GR 201675; (June, 2013) (Digest)
G.R. No. 201675 ; June 19, 2013
JUANITO ANG, for and in behalf of SUNRISE MARKETING (BACOLOD), INC., Petitioner, vs. SPOUSES ROBERTO and RACHEL ANG, Respondents.
FACTS
Sunrise Marketing (Bacolod), Inc. (SMBI) is a family-owned corporation. Its stockholders are Juanito Ang (8,750 shares), Anecita Ang (1,250 shares), Jeannevie Ang (2,500 shares), Roberto Ang (8,750 shares), and Rachel Ang (3,750 shares). Roberto was elected President and Juanito Vice President. On July 31, 1995, Nancy Ang (sister of Juanito and Roberto) and her husband Theodore extended a $1,000,000.00 loan to settle obligations of SMBI and other family corporations, with the check payable to “Juanito Ang and/or Anecita Ang and/or Roberto Ang and/or Rachel Ang.” Part of the loan was used to purchase properties for SMBI, Juanito, and Roberto. On December 22, 2005, SMBI increased its authorized capital stock, a move Juanito later claimed was done in contravention of the Corporation Code.
Payments to Nancy and Theodore ceased after 2006. On November 24, 2008, Nancy and Theodore demanded payment of the loan plus interest. Roberto and Rachel refused, stating they did not personally contract the loan. On January 8, 2009, Juanito and Anecita executed a Deed of Acknowledgment and Settlement Agreement and an Extra-Judicial Real Estate Mortgage, admitting the loan and securing it with various properties belonging to themselves, SMBI, Roberto, Rachel, and their son.

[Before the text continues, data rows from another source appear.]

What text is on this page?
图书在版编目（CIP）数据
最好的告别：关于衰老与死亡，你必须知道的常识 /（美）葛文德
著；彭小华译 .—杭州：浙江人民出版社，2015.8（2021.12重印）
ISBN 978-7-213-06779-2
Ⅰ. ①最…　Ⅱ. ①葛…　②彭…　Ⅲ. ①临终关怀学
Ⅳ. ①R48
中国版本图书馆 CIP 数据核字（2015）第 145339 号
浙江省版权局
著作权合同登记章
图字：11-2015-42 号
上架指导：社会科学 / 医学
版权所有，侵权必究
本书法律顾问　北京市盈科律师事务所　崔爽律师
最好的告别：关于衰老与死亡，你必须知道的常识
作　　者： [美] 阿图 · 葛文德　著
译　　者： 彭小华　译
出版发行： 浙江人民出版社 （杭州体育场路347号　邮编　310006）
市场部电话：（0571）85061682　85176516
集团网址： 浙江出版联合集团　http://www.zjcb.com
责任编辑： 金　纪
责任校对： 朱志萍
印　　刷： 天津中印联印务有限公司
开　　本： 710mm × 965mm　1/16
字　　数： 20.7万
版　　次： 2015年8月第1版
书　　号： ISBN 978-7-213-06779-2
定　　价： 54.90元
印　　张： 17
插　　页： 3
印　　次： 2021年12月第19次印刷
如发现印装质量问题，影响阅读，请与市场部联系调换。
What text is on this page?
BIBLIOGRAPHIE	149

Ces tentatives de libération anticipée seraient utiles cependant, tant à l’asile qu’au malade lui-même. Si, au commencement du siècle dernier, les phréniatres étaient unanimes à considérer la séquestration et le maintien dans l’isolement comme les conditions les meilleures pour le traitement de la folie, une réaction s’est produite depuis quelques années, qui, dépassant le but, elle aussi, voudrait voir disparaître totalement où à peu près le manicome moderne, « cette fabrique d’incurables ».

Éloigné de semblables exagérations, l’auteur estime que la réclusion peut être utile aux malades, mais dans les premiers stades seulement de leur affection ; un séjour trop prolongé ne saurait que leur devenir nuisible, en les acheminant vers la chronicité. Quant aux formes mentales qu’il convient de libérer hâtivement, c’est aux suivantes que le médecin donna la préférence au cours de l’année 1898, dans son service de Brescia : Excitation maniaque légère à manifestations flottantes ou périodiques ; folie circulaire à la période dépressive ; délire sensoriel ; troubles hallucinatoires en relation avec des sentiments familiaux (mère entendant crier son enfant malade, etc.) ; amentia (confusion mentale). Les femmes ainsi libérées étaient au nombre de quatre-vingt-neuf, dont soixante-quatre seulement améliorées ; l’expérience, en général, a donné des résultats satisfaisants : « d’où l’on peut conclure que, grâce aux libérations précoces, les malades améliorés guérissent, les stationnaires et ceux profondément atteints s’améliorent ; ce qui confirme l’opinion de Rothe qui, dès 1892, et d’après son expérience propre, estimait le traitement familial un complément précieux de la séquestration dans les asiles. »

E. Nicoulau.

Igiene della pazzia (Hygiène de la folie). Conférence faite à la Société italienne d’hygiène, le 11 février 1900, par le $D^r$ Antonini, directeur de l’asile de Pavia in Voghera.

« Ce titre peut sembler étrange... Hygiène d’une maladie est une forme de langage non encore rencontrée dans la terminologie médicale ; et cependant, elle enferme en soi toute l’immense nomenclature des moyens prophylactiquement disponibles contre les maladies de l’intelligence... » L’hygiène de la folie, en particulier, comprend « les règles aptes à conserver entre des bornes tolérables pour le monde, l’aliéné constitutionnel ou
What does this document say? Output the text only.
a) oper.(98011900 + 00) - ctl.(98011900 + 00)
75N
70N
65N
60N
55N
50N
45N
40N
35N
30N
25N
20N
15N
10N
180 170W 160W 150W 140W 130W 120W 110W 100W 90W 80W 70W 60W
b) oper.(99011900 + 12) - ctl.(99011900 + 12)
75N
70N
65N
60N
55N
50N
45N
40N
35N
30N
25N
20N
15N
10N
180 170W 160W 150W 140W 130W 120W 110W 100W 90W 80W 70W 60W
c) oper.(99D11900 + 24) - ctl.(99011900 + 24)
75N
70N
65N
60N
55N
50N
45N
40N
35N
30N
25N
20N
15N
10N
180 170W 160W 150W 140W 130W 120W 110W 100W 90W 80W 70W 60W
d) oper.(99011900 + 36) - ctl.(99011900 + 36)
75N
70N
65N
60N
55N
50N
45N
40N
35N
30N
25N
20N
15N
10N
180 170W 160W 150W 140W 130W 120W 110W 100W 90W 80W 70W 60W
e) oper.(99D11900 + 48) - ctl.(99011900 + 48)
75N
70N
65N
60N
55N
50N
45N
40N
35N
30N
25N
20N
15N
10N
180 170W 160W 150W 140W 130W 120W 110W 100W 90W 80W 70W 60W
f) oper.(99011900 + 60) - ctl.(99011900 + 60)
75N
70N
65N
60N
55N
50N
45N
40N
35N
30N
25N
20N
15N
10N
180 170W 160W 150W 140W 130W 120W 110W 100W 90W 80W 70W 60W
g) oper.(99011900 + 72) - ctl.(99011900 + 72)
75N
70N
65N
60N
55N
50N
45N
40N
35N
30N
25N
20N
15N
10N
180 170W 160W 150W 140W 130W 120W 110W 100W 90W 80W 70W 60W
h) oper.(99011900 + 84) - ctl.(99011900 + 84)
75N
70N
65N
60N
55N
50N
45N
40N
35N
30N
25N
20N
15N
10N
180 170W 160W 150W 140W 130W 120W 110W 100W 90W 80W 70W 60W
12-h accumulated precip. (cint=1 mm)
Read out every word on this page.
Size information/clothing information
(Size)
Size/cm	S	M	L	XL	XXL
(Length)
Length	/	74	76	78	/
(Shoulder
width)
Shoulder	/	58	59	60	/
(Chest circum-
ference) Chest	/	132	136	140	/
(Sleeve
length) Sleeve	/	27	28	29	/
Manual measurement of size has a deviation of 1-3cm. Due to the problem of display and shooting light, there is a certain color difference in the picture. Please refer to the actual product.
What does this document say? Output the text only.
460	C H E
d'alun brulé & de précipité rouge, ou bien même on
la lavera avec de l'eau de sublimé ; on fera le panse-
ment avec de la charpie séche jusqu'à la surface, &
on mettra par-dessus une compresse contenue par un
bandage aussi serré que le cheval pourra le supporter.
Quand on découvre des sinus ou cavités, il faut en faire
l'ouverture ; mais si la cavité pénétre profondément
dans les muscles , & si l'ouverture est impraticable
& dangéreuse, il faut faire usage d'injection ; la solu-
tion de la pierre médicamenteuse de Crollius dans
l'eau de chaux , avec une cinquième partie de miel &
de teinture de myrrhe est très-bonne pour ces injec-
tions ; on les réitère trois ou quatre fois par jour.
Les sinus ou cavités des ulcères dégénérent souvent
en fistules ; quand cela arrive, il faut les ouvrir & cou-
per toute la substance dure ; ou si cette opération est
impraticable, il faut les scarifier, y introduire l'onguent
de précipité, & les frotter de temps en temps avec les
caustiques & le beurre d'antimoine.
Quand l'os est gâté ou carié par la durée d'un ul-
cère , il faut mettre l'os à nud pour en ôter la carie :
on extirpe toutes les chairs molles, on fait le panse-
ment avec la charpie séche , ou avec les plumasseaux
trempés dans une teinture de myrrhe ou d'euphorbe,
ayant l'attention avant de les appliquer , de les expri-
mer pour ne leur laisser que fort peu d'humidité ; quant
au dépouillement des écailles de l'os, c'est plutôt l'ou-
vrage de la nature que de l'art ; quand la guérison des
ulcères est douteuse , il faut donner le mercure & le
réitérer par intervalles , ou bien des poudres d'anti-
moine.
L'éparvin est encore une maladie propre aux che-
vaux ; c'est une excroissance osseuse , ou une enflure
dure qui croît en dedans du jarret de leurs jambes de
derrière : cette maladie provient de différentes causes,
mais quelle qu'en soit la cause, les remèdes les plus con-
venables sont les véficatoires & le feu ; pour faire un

On January 29, 2009, Juanito filed a “Stockholder Derivative Suit with prayer for an ex-parte Writ of Attachment/Receivership” before the RTC Bacolod. He alleged that Roberto and Rachel’s refusal to pay their share of the loan would affect SMBI’s financial viability and that he had been illegally excluded from management. The complaint sought attachment/receivership, an accounting, payment of 50% of the loan by Roberto and Rachel, restoration of Juanito’s management rights, and other reliefs. The RTC granted the ex-parte writ of attachment and break-open order on the same day. Roberto and Rachel moved to quash, arguing violation of due process. Rachel, in her Answer, contended the suit was not a bona fide derivative suit but a collection suit for the benefit of the creditors, Nancy and Theodore, and that Juanito failed to exhaust intra-corporate remedies.
ISSUE
Whether the complaint filed by Juanito Ang is a valid derivative suit.
RULING
No. The complaint is not a valid derivative suit. A derivative suit is an action filed by a stockholder on behalf of the corporation to redress wrongs committed against the corporation. For a derivative suit to prosper, the stockholder must prove that the cause of action accrues to the corporation, not to the stockholder personally. In this case, the alleged wrong is the non-payment of a loan obligation to third-party creditors, Nancy and Theodore. The cause of action to collect the loan belongs to the creditors, not to SMBI. The corporation itself is the debtor, not the creditor. Therefore, the suit is essentially for the benefit of the creditors to enforce payment, which is a personal action belonging to them, not a corporate right that can be asserted derivatively by a stockholder. The Court of Appeals correctly reversed the RTC’s orders, as the complaint failed to state a cause of action for a derivative suit. The real party in interest is not the corporation, and the relief sought (payment of the loan share) would not redound to the benefit of SMBI but to the private creditors.